España y el exceso del mal

La vida de Job es la historia de la resistencia y de la esperanza de un hombre bueno y justo que sufrió con paciencia todo tipo de males y atropellos permitidos por Dios. La lección de este patriarca bíblico ha generado a lo largo de la historia miles de interpretaciones y de reflexiones de todo tipo. Pensaba yo en la ofrecida por Philippe Nemo en su libro “Job y el exceso del mal” publicado en 1978. El filósofo francés nos brinda, a propósito de este asunto, una clasificación muy interesante sobre dos tipos de personas. En primer lugar, se encontrarían los metafísicos que serían aquellos que entienden que el mal es un misterio, un gran enigma por descubrir, algo que sale de los límites de este mundo y que, por lo tanto, no podemos ofrecer una respuesta cabal sin transgredir el plano de la razón. Por eso el mal, en tanto que mal, constituye siempre un exceso. Job no logra entender por qué le sucede todo eso. En cambio, el segundo tipo de personas serían los políticos, aquellos que tratan de dar una respuesta lógica y normativa a todo tipo de mal, los amigos de la razón, los que interpretan la experiencia dolorosa del mal de Job, pero que sin embargo no alcanzan más que a introducir dolor añadido o terminal en el sufriente.
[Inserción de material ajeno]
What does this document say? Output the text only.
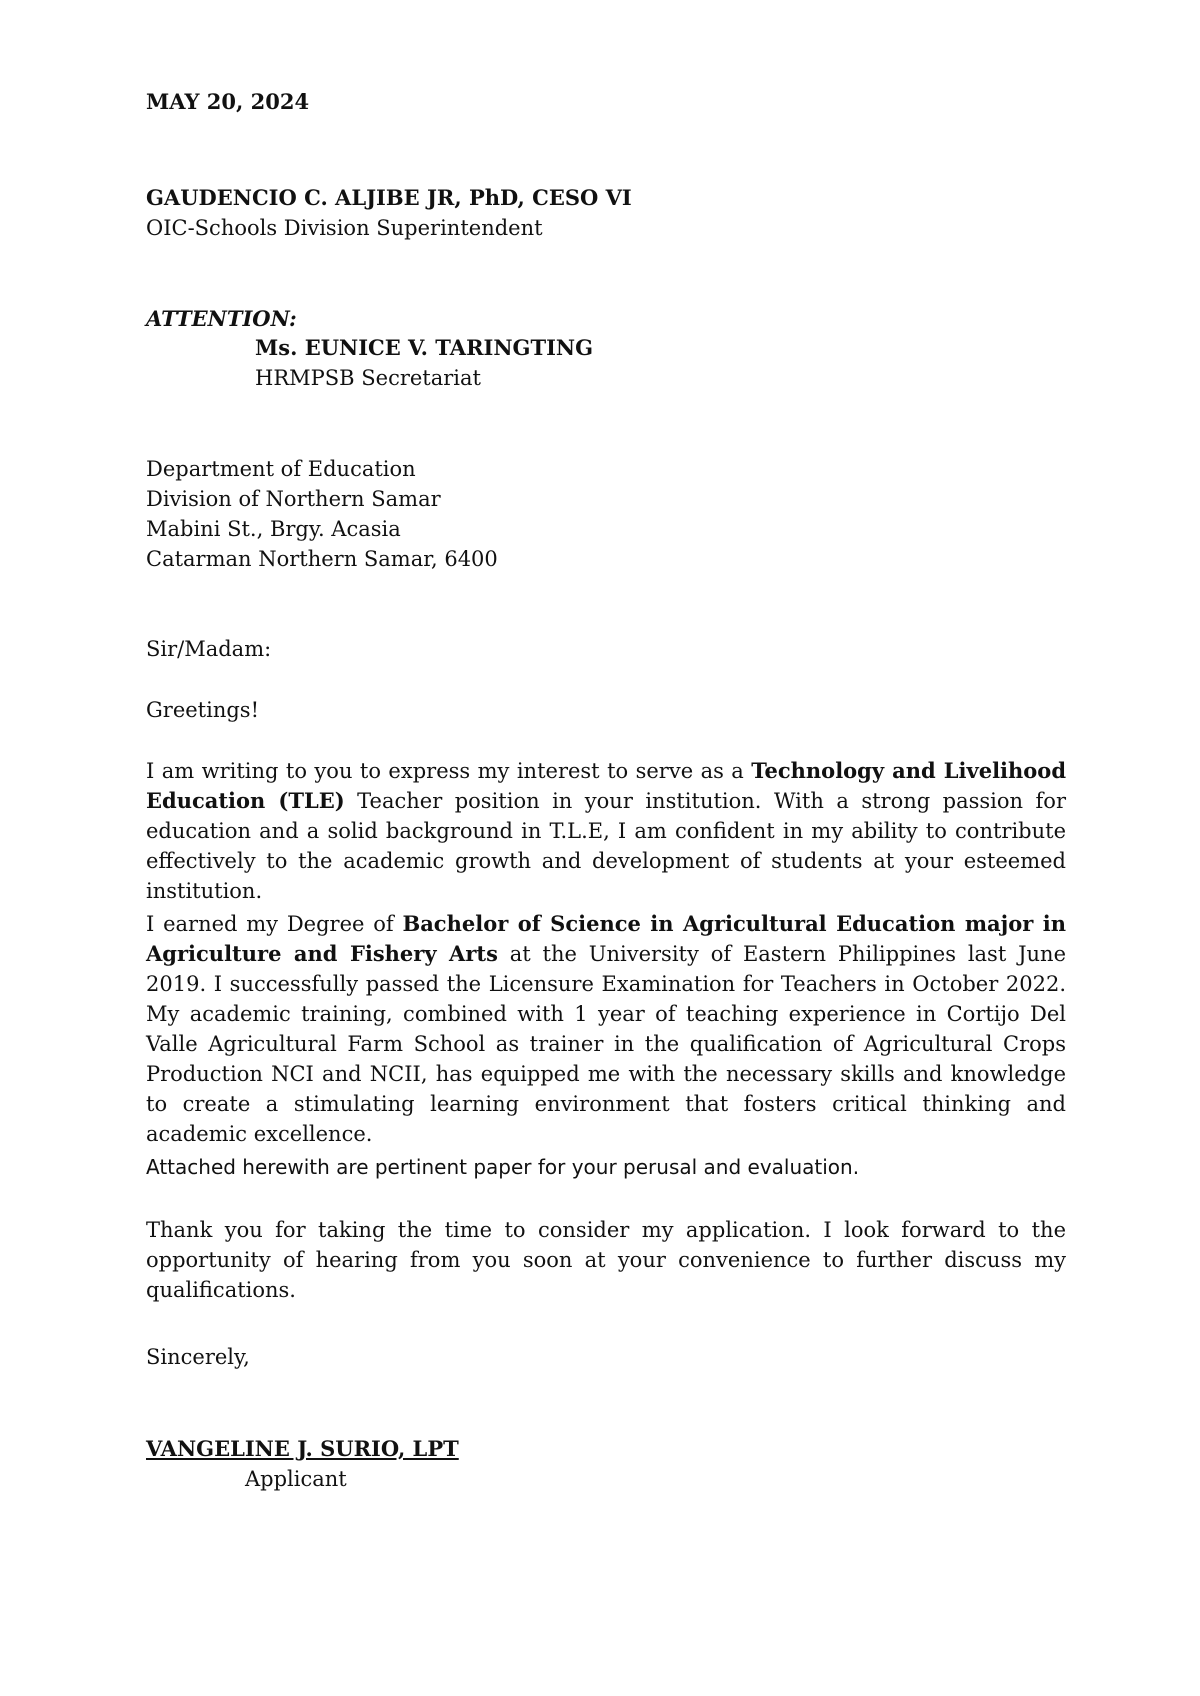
MAY 20, 2024

GAUDENCIO C. ALJIBE JR, PhD, CESO VI

OIC-Schools Division Superintendent

ATTENTION:

Ms. EUNICE V. TARINGTING

HRMPSB Secretariat

Department of Education

Division of Northern Samar

Mabini St., Brgy. Acasia

Catarman Northern Samar, 6400

Sir/Madam:

Greetings!

I am writing to you to express my interest to serve as a Technology and Livelihood Education (TLE) Teacher position in your institution. With a strong passion for education and a solid background in T.L.E, I am confident in my ability to contribute effectively to the academic growth and development of students at your esteemed institution.

I earned my Degree of Bachelor of Science in Agricultural Education major in Agriculture and Fishery Arts at the University of Eastern Philippines last June 2019. I successfully passed the Licensure Examination for Teachers in October 2022. My academic training, combined with 1 year of teaching experience in Cortijo Del Valle Agricultural Farm School as trainer in the qualification of Agricultural Crops Production NCI and NCII, has equipped me with the necessary skills and knowledge to create a stimulating learning environment that fosters critical thinking and academic excellence.

Attached herewith are pertinent paper for your perusal and evaluation.

Thank you for taking the time to consider my application. I look forward to the opportunity of hearing from you soon at your convenience to further discuss my qualifications.

Sincerely,

VANGELINE J. SURIO, LPT

Applicant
En este sentido, Paul Ricoeur decía que Job encarnaba al “tonto por excelencia” porque en este “sufrir por sufrir” a todos los efectos se mostraba como absurdo e injustificable. Y el también filósofo francés Jean Nabert subrayaba la necesidad de distinguir entre los males que acontecen de forma natural, de los males que surgen por causa de nuestra propia voluntad, porque, en efecto, no todos los males pueden ser llamados injustificables.
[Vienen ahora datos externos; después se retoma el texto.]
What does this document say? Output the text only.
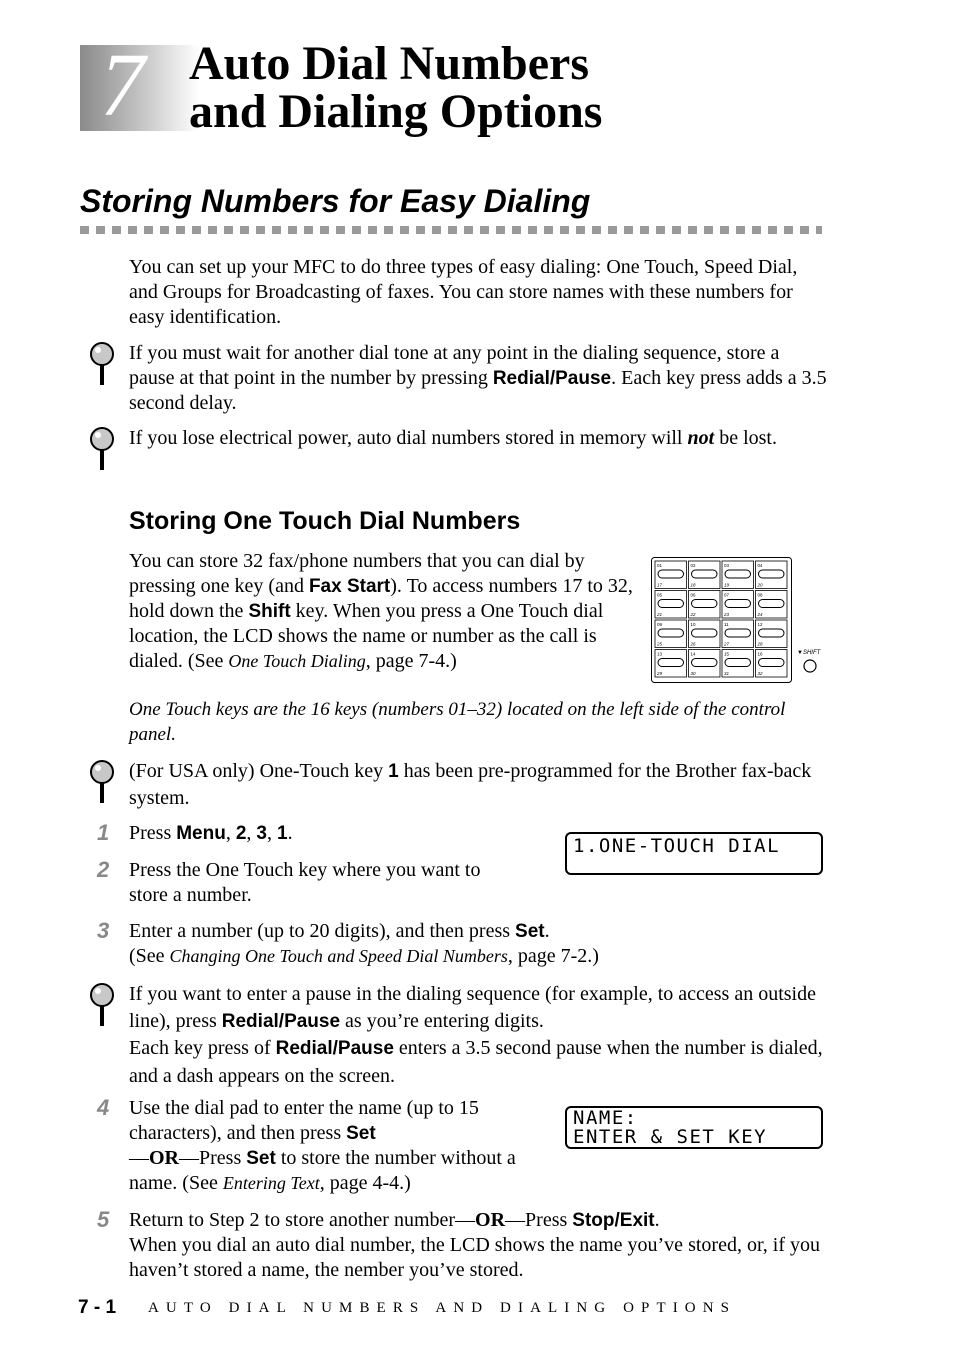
7 Auto Dial Numbers
and Dialing Options
Storing Numbers for Easy Dialing
You can set up your MFC to do three types of easy dialing: One Touch, Speed Dial, and Groups for Broadcasting of faxes. You can store names with these numbers for easy identification.
If you must wait for another dial tone at any point in the dialing sequence, store a pause at that point in the number by pressing Redial/Pause. Each key press adds a 3.5 second delay.
If you lose electrical power, auto dial numbers stored in memory will not be lost.
Storing One Touch Dial Numbers
You can store 32 fax/phone numbers that you can dial by pressing one key (and Fax Start). To access numbers 17 to 32, hold down the Shift key. When you press a One Touch dial location, the LCD shows the name or number as the call is dialed. (See One Touch Dialing, page 7-4.)
01
17
02
18
03
19
04
20
05
21
06
22
07
23
08
24
09
25
10
26
11
27
12
28
13
29
14
30
15
31
16
32
▼SHIFT
One Touch keys are the 16 keys (numbers 01–32) located on the left side of the control panel.
(For USA only) One-Touch key 1 has been pre-programmed for the Brother fax-back system.
1 Press Menu, 2, 3, 1.
1.ONE-TOUCH DIAL
2 Press the One Touch key where you want to store a number.
3 Enter a number (up to 20 digits), and then press Set.
(See Changing One Touch and Speed Dial Numbers, page 7-2.)
If you want to enter a pause in the dialing sequence (for example, to access an outside line), press Redial/Pause as you’re entering digits.
Each key press of Redial/Pause enters a 3.5 second pause when the number is dialed, and a dash appears on the screen.
4 Use the dial pad to enter the name (up to 15 characters), and then press Set
—OR—Press Set to store the number without a name. (See Entering Text, page 4-4.)
NAME:
ENTER & SET KEY
5 Return to Step 2 to store another number—OR—Press Stop/Exit.
When you dial an auto dial number, the LCD shows the name you’ve stored, or, if you haven’t stored a name, the nember you’ve stored.
7 - 1 AUTO DIAL NUMBERS AND DIALING OPTIONS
A partir de esto, podríamos señalar que el COVID-19 o Filomena podrían ser catalogados como males que han acontecido en este mundo y que sufrimos como seres frágiles y contingentes que somos. Sin embargo, existen otro tipo de males que no podemos justificar, más bien todo lo contario. La dictadura de las normas crea un mundo mucho más peligroso que el propio mundo natural.

En los últimos días, hemos contemplado como cientos de turistas franceses que venían a disfrutar de nuestras ciudades españolas, se emborrachaban y cantaban por las calles sin mascarilla y en grupos de más de seis personas la Marsellesa, en definitiva, sin respetar las mismas restricciones que el Gobierno de España nos impone a los propios españoles. Ahora bien, el presidente Pedro Sánchez se justificaba escuetamente en el Congreso ante el portavoz parlamentario del PNV que el Ejecutivo sigue las recomendaciones marcadas por la Unión Europea. ¡Eso sí que es una respuesta!
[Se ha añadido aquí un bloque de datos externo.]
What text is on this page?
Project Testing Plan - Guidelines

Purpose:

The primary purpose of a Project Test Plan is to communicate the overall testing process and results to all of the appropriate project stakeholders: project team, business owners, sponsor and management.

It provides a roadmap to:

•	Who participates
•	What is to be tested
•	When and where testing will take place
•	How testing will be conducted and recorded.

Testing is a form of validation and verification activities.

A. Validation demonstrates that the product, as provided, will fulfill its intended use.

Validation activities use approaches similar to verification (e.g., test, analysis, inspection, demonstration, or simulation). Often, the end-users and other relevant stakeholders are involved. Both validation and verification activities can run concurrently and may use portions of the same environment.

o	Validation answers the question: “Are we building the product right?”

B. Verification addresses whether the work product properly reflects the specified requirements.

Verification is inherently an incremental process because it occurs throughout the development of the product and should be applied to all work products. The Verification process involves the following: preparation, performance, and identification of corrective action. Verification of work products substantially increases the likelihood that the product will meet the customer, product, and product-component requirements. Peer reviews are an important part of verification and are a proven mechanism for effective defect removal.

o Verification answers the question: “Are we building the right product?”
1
Sin embargo, cuando termine la Semana Santa y acabe este sainete de mal gusto, nos espera el último acto de esta obra dramática. Yo no sé si con estas medidas de “relajación para extranjeros” nos encontraremos con una doble o quién sabe si triple cepa mutante del coronavirus. Pero lo que sí que sé, es que a la vuelta de la cuarta ola nos encontraremos con la entrada en vigor de la ley de la eutanasia. Esto sí que da miedo. Pandemia y eutanasia juntas, un exceso de mal, insoportable e injustificable para España. ¡Que Dios nos pille confesados!